Ambac’s RMBS Claims Against EMC and JPMorgan Dismissed in Part

On June 13, Justice Charles E. Ramos of the Supreme Court of the State of New York dismissed in part an action brought by Ambac Assurance Corp. (Ambac) against EMC Mortgage and JPMorgan Chase & Co.  Ambac’s case relates to seven securitizations that it wrapped in 2006.  Justice Ramos dismissed Ambac’s claims for breach of contract, holding that Ambac did not have standing to enforce the “sole remedy” of loan repurchase provided for by the transaction documents.  Justice Ramos denied defendants’ motion to dismiss Ambac’s fraud claim, concluding that there are factual issues as to whether Ambac justifiably relied on the alleged misrepresentations.  Decision.

RMBS Trust Files $293 Million Suit Against EMC Mortgage and JPMC

On May 25, 2012, the securitization trust of two RMBS sold in 2006 by EMC Mortgage LLC filed a summons with notice in New York State Supreme Court.

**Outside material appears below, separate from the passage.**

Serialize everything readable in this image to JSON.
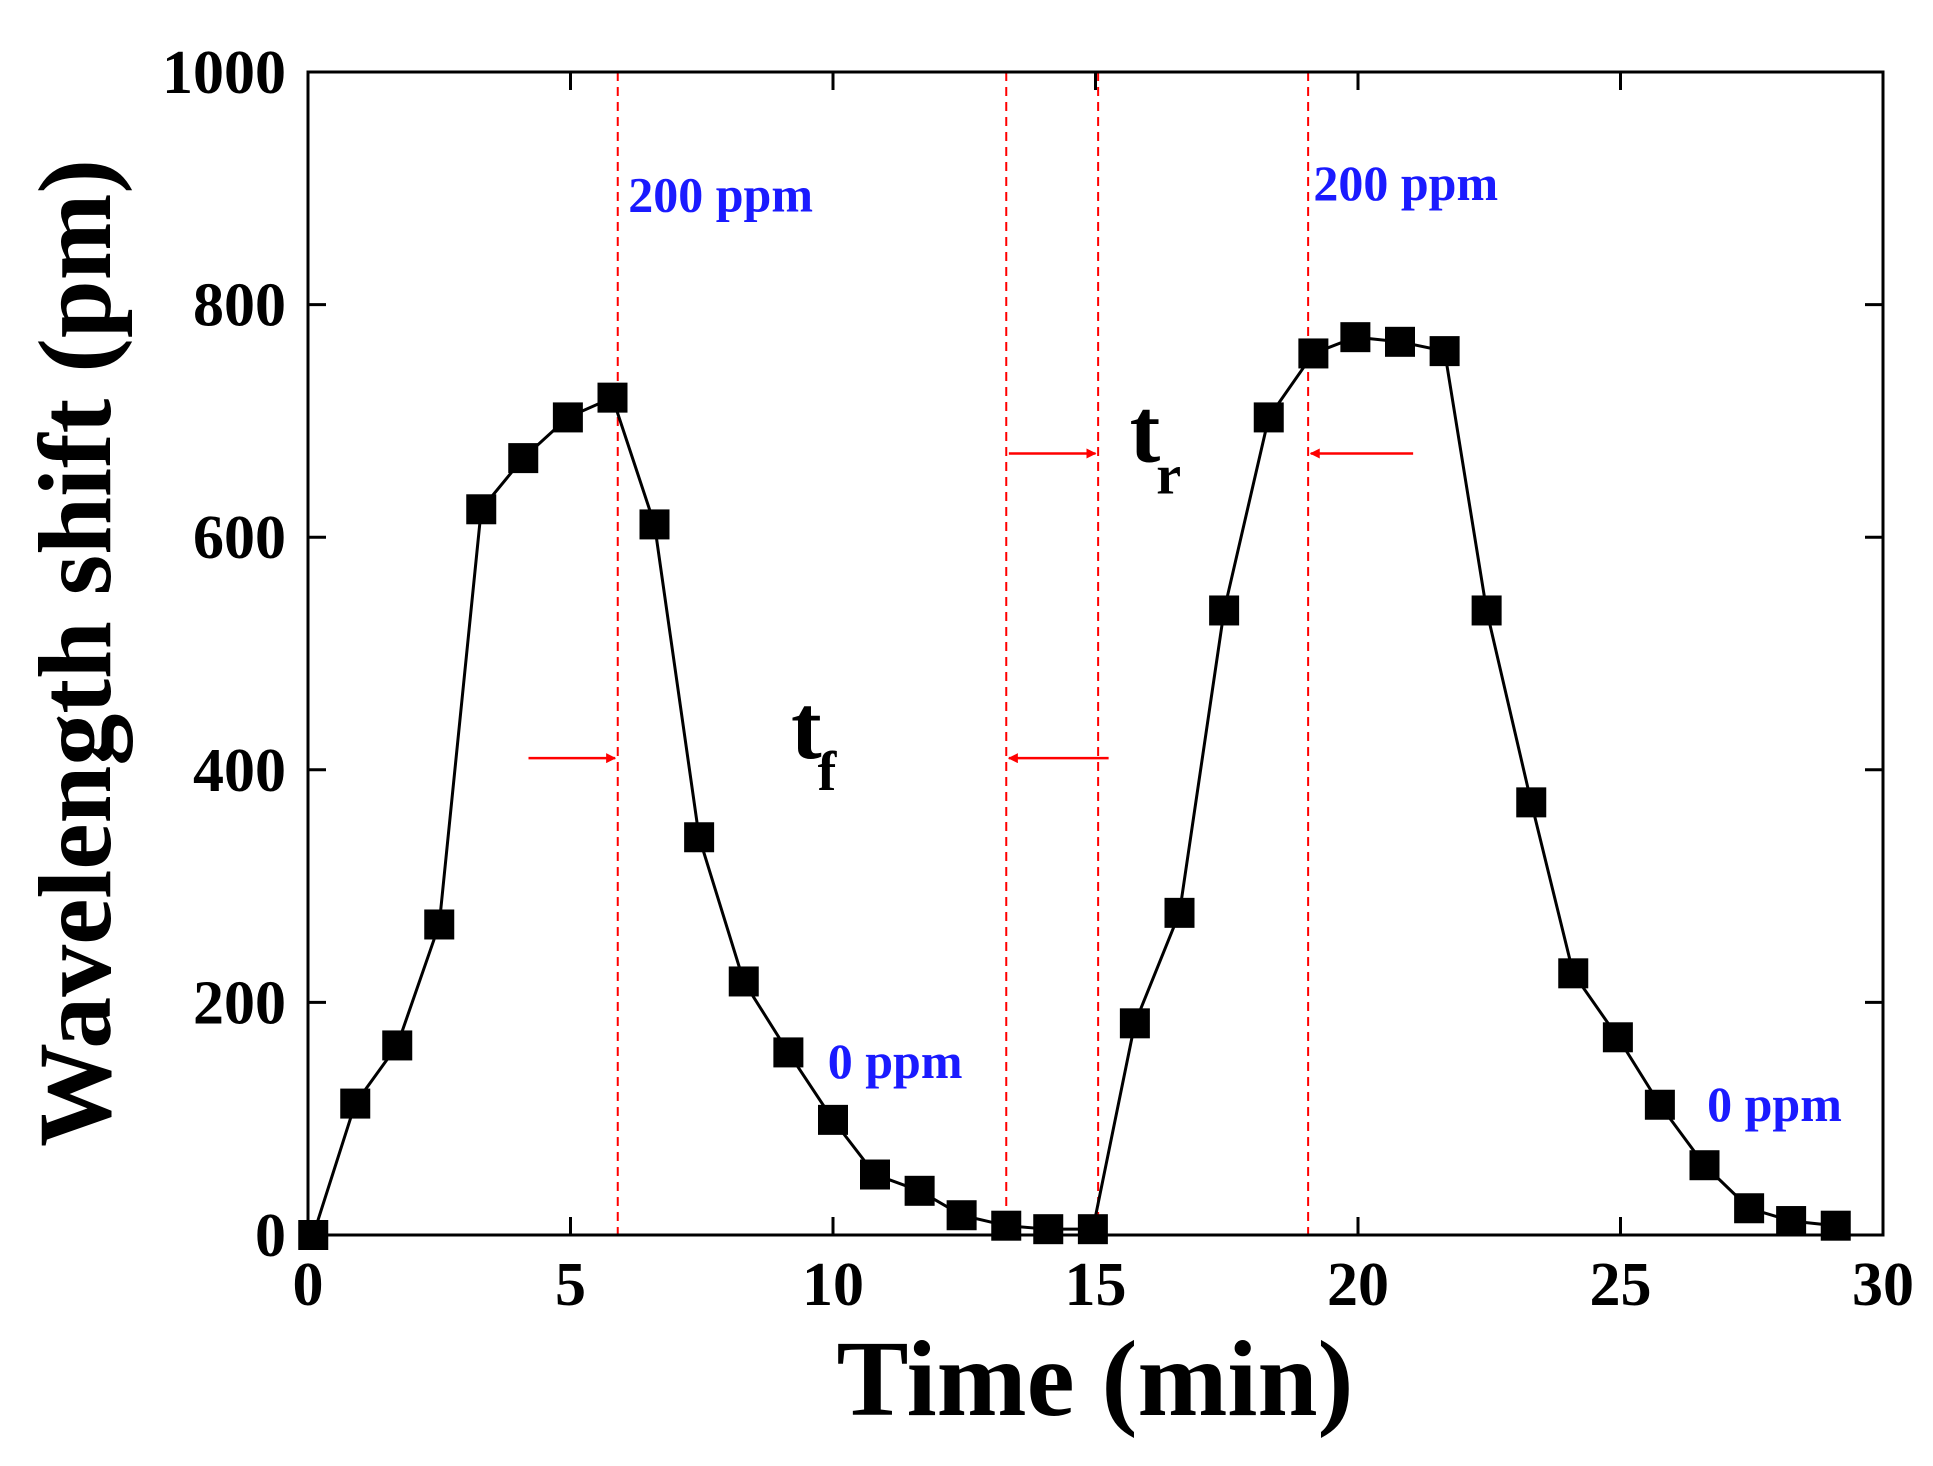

The action seeks specific performance, compensatory damages in the amount of at least $293 million, and declaratory judgment against EMC and its successor in interest JP Morgan Chase & Co. The summons and notice alleges that EMC failed to cure breaches of representations and warranties it made relating to the quality of the pool of residential mortgage loans. The trust alleges breaches with respect to at least 1,917 of the loans and requests repurchase of those loans. Summons with Notice.

Ambac Sues JP Morgan Over Insurance of Bear Stearns RMBS

On March 30, 2012, Ambac Assurance Corp. brought claims against J.P. Morgan Chase, EMC Mortgage, and Bear Stearns in the Supreme Court of the State of New York, alleging fraudulent marketing of RMBS by Bear Stearns. Ambac alleges that Bear Stearns, which was acquired by J.P. Morgan, misrepresented the quality of the underlying mortgage loans when obtaining insurance from Ambac on the RMBS. Ambac, which alleges losses of $200 million, brings claims for fraudulent inducement, breach of contract, and successor liability. Complaint.

S.D.N.Y. Holds Monoline Insurer Can Pursue Pool-Wide Remedy Based on Sampling of Loans

On March 25, 2011, Judge Paul A. Crotty of the Southern District of New York granted partial summary judgment to Syncora Guarantee, Inc., a monoline insurer, in a suit against Bear Stearns affiliate EMC Mortgage Corp. In that decision, Judge Crotty rejected EMC’s argument that the exclusive remedy available to Syncora for breaches of representations and warranties on Home Equity Line of Credit (“HELOC”) residential mortgage loans underlying the insured securitization was the repurchase of the individually identified, non-complying loans. Instead, the court, citing the broad rights and remedies for which Syncora bargained, accepted Syncora’s position that it “could seek a pool-wide remedy based on sampling and extrapolation.” Syncora Decision.